The next morning we boarded American Airlines from Miami to Jose Marti Airport in Havana Cuba for a 40 minute flight. The distance from the Florida Keys to the island of Cuba is a mere 90 miles. The weather is hot and humid as our group of 13 walked from the foot of our airplane on the tarmac into the tiny airport. We were warmly greeted in Spanish by a uniformed airport official. Immigration was swift and without incident. Once you pass a brief interview, passport is stamped and have your photo taken, you are buzzed through a solid door one person at a time to retrieve your luggage at the turnstile but not before passing through a metal detector and submitting your visa and declaration paperwork to a woman seated at a folding card table.
Now the adventure begins!
We lodged at the Melia Cohiba Hotel, a Spanish hotel chain for seven days along the The Malecon Highway which follows the shore and seawall known to the locals as "The Sofa". The seawall is five miles long and took 20 years to build.

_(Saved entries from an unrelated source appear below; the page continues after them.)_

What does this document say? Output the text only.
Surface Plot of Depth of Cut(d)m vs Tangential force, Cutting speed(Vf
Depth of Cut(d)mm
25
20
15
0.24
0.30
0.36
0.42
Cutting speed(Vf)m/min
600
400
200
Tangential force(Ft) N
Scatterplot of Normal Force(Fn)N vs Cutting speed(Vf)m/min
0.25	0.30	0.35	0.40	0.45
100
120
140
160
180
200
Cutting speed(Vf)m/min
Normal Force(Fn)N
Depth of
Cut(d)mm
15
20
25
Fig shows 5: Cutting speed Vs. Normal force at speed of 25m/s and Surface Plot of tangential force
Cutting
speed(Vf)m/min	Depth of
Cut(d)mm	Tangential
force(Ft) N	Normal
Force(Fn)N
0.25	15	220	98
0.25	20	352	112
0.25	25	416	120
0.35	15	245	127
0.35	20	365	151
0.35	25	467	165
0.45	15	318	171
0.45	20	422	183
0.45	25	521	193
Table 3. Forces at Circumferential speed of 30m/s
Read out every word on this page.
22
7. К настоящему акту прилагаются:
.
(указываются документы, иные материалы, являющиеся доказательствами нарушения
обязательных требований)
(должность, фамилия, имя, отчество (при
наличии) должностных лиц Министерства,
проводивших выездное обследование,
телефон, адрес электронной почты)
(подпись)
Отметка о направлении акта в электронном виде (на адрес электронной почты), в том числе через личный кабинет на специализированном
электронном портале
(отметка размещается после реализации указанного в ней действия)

The hotel is first-rate. Large impressive front lobby, friendly knowledgeable staff, currency exchange, gorgeous swimming pool, and two bars. Clean, comfortable rooms, efficient plumbing, clean towels daily, plenty of hot water, a morning buffet with a wide variety of tasty dishes including good Cuban coffee, make yourself Mimosas, and of course a Habanos cigar retail shop and smoking bar with nightly live entertainment is right across the hall.